Le PDG de Siemens, Joe Kaeser, et celui d’Alstom, Henri Poupart-Lafarge, à Paris, en septembre 2017. / THOMAS SAMSON / AFP

Les « remèdes » qu’ils proposent suffiront-ils à convaincre Bruxelles de donner son consentement à leur mariage ? Le groupe ferroviaire français Alstom et son partenaire allemand Siemens ont annoncé, mercredi 12 décembre, le dépôt, auprès de la Commission européenne, d’une proposition de mesures compensatoires qu’ils jugent « appropriée » et « adéquate » pour obtenir le feu vert de l’institution communautaire à leur fusion. La Commissaire à la concurrence, Margrethe Vestager, a jusqu’au 19 février pour analyser en détail cette proposition et prendre une décision lourde de conséquences pour l’avenir de la construction ferroviaire.
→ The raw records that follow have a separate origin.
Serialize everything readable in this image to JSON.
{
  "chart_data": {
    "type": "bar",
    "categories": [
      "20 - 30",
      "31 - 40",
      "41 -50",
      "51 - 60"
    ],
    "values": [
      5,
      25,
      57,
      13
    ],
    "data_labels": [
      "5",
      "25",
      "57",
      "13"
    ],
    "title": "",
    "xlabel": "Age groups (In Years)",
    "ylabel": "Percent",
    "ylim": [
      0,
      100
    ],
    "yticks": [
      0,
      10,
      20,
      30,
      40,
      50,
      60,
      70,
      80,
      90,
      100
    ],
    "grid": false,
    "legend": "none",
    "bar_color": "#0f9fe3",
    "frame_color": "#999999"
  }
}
Dans leur communiqué, les entreprises préviennent néanmoins qu’il « n’y a pas de certitude » que cela soit « suffisant pour répondre aux préoccupations de la Commission ». Leur proposition porte sur la cession d’une partie des activités de signalisation, où elles auraient une position écrasante dans certains pays, mais aussi sur la production de matériel roulant. Soit environ 4 % du chiffre d’affaires de l’entité fusionnée, dont l’activité atteindra 16 milliards d’euros dans une soixantaine de pays. Présentés aux clients (opérateurs comme la SNCF, gestionnaires d’infrastructures...) et aux concurrents d’Alstom et de Siemens, ces remèdes pourraient être jugés insuffisants par Mme Vestager.

Bâti peu ou prou sur le modèle d’Airbus dans l’aéronautique, ce « Railbus » annoncé en septembre 2017 – et soutenu par le président Emmanuel Macron comme par la chancelière Angela Merkel – a-t-il du sens ? Pour les PDG d’Alstom et de Siemens, Henri Poupart-Lafarge et Joe Kaeser, l’objectif est d’abord de créer un groupe capable de concurrencer le géant chinois CRRC. Né en 2015 de la fusion de deux grands constructeurs chinois, il réalise un chiffre d’affaires de 30 milliards d’euros et se montre de plus en plus ambitieux sur les marchés internationaux.

Carnets de commandes à des niveaux historiquement hauts

Margrethe Vestager ne voit pas les choses ainsi. En juillet, elle a ouvert une enquête approfondie, avant d’exprimer aux deux entreprises, fin octobre, ses craintes que cette concentration « ne réduise la concurrence pour la fourniture de plusieurs types de trains et de systèmes de signalisation ». Siemens développe son Velaro de dernière génération et Alstom son Avelia Horizon, le « TGV du futur ».

La commissaire à la concurrence juge aussi que CRRC ne sera pas un concurrent sur le Vieux Continent avant de nombreuses années. En revanche, le tandem Alstom-Siemens aura une position dominante en Europe, qui risque de réduire la concurrence, de faire grimper les prix et de freiner l’innovation. Les constructeurs ont en effet face à eux de très nombreux clients pour leurs trains, leurs métros et leurs tramways, et autant de demandes de signalisation adaptée à ces matériels. Un émiettement qui réduit le « pouvoir d’acheteur » de ces clients.

Les doutes d’Alstom et Siemens sur l’acceptation de leur proposition par Bruxelles montrent qu’ils ont intégré l’hypothèse d’un échec de leur fusion. Pour l’heure, un tel scénario n’aurait rien de dramatique. En effet, le bénéfice net d’Alstom sur l’exercice décalé 2017-2018 a atteint 475 millions (+ 64 %) et 563 millions au premier semestre (avril-septembre). Les résultats de Siemens Mobility sont également très solides. Et leurs carnets de commandes sont à des niveaux historiquement hauts. A plus long terme, il n’est sûr pas que deux poids moyens puissent résister à la concurrence du poids lourd chinois.